The consequences are particularly stark in reproductive and maternal health, where women are denied basic services or forced to navigate bureaucratic and financial hurdles without adequate state support. Similarly, CDWD women are underrepresented in political decision-making structures, with few pathways into leadership or public office despite gender quotas in some regions.

Violence against women from these communities is not merely personal—it is political. Gender-based violence, including rape, trafficking, and forced prostitution, is used both as a mechanism of social control and retaliation for asserting rights.

In many contexts, state authorities are either complicit or indifferent. Reporting remains low due to distrust in law enforcement and judicial processes, while impunity for perpetrators remains high. Where these women act as human rights defenders, they face increased threats, including intimidation, assault, and even murder.

The report also identifies harmful traditional practices that target girls and women from CDWD communities. Early marriage, bonded labor, and culturally sanctioned sexual exploitation—such as the trokosi system in parts of West Africa—continue despite international norms. These practices are often justified under the guise of tradition, with little regard for their devastating impact on girls’ autonomy, health, and life chances.

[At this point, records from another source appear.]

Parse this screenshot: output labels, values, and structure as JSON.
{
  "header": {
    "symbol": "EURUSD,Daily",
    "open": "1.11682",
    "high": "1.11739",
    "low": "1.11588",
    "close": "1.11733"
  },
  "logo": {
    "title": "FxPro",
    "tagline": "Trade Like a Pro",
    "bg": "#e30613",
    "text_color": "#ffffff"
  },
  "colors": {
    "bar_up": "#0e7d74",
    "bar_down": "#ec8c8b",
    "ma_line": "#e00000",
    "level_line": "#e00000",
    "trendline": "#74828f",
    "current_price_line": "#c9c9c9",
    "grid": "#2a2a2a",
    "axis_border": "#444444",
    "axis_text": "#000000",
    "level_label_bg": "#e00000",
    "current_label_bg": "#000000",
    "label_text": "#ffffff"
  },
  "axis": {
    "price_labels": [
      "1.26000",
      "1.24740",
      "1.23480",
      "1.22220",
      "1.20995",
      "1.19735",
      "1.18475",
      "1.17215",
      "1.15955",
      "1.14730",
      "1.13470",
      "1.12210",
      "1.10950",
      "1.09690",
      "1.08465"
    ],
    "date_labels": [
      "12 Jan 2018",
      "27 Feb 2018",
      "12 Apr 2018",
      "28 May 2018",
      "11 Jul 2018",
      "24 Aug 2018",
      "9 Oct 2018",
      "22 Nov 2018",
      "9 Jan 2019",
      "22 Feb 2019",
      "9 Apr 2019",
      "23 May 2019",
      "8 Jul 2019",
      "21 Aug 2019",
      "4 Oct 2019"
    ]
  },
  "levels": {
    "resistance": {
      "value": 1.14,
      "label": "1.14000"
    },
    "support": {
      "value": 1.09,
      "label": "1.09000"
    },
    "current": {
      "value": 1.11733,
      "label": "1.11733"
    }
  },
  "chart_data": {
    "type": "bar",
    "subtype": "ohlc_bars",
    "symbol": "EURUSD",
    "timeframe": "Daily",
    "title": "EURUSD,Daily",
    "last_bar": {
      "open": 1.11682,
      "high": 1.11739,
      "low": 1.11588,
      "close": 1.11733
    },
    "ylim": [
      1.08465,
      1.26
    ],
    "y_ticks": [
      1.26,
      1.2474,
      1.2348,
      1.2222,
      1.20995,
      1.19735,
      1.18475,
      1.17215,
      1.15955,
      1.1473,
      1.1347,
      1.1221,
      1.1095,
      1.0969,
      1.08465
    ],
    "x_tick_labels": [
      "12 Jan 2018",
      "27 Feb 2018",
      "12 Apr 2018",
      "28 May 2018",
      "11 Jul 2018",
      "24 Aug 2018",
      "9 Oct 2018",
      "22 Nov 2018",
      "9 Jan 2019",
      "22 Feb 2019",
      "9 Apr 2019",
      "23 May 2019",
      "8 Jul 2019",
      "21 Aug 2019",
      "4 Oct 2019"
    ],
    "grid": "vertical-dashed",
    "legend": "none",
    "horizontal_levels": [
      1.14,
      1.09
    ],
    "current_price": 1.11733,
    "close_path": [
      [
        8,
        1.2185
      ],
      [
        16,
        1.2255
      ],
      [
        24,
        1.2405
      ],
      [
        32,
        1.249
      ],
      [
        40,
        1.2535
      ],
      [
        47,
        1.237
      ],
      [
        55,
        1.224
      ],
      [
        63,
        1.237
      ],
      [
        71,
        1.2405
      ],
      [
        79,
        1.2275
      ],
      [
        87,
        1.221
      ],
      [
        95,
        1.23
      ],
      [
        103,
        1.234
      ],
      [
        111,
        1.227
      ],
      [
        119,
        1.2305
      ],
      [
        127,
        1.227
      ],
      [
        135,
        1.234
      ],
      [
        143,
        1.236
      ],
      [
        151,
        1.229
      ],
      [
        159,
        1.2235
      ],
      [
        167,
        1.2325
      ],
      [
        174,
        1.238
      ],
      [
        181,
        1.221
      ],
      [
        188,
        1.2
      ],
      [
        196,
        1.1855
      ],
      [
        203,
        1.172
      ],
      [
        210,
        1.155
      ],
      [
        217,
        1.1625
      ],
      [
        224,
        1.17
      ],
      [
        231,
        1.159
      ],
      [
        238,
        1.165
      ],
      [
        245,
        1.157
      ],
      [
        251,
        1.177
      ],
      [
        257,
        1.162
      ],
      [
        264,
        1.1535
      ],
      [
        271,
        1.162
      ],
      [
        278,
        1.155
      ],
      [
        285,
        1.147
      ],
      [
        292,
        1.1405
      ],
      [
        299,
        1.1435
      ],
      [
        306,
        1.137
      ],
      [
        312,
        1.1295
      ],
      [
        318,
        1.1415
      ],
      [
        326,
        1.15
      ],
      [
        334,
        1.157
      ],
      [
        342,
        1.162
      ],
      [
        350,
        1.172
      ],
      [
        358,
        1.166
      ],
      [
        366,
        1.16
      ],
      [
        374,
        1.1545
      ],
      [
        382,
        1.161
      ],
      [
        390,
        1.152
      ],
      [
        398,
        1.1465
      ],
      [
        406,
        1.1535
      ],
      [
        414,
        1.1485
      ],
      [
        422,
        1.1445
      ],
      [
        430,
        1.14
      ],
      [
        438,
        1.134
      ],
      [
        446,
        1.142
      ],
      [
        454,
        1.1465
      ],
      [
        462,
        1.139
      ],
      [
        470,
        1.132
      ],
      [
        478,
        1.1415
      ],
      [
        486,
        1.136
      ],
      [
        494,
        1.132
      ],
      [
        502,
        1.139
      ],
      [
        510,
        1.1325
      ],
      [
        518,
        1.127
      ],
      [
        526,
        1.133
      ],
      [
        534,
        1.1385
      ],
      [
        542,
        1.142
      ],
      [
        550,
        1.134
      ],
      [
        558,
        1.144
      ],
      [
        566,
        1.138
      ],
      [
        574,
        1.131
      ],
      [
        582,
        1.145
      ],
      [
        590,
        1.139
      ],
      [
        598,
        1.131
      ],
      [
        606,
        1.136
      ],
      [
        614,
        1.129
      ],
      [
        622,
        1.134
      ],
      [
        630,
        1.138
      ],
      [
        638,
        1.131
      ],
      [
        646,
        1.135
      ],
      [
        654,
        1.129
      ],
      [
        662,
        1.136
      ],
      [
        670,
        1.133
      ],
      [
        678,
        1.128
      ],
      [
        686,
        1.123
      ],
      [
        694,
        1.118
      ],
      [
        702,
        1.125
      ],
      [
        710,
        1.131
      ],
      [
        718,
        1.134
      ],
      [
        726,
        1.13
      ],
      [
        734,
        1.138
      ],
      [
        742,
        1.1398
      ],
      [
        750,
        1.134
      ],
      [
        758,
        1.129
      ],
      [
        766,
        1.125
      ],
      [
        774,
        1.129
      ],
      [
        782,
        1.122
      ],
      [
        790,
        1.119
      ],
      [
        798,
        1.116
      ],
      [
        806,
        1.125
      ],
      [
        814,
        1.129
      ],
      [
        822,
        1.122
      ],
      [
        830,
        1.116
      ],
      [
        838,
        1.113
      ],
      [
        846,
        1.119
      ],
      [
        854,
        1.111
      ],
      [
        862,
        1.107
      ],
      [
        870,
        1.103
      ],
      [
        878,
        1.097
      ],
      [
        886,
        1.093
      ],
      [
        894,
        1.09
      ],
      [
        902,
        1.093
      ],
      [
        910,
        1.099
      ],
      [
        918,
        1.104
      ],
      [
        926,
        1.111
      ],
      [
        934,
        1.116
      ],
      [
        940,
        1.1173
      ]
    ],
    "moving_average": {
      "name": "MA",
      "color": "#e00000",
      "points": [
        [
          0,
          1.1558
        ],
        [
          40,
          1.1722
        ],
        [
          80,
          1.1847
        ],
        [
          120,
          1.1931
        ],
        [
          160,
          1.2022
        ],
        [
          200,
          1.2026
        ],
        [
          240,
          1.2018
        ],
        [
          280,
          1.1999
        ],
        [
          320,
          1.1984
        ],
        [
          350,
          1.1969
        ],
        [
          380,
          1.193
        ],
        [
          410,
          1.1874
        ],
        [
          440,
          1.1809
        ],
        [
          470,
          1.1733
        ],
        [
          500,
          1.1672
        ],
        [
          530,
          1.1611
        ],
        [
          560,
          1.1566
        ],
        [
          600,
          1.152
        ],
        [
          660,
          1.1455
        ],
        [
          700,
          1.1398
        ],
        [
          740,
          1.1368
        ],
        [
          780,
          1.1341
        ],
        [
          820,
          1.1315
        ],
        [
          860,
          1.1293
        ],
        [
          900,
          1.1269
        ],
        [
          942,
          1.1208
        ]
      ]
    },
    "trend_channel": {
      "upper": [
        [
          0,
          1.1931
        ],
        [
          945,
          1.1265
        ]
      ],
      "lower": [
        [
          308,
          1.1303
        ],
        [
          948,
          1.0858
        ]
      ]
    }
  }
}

Despite this grim picture, the report points to select good practices that can serve as models.

These include Nepal’s gender quota laws that successfully increased Dalit women’s political participation and Colombia’s cultural programs recognizing Afro and Roma women’s narratives. The JUSTROM initiative in Europe, aimed at improving Roma women’s access to justice, is another example of targeted legal empowerment. However, such interventions remain fragmented, often underfunded, and lacking systemic integration.

To address these entrenched challenges, the report recommends a series of comprehensive and coordinated actions.

First, states must collect disaggregated, gender-sensitive data to inform policy and legislative change. Second, there is an urgent need to standardize the terminology of descent-based discrimination—explicitly recognizing caste and analogous systems—within international law, particularly the ICERD. Countries should adopt or strengthen national legal frameworks, design targeted action plans for CDWD women, and ensure representation in policymaking and governance structures.

Equally vital is the insistence on meaningful participation by CDWD women in all stages of policy design, implementation, and monitoring. The report calls on UN agencies to institutionalize their involvement and support community-led dialogues that confront both patriarchy and structural racism. It also emphasizes the necessity of linguistic inclusivity—translating key materials into community languages to foster grassroots empowerment.

Ultimately, the policy paper affirms that dismantling systemic exclusion requires sustained, intersectional, and collaborative efforts across governments, civil society, and international institutions. Only by centering the voices and leadership of women from CDWD communities can we advance toward a world of substantive equality and human dignity for all.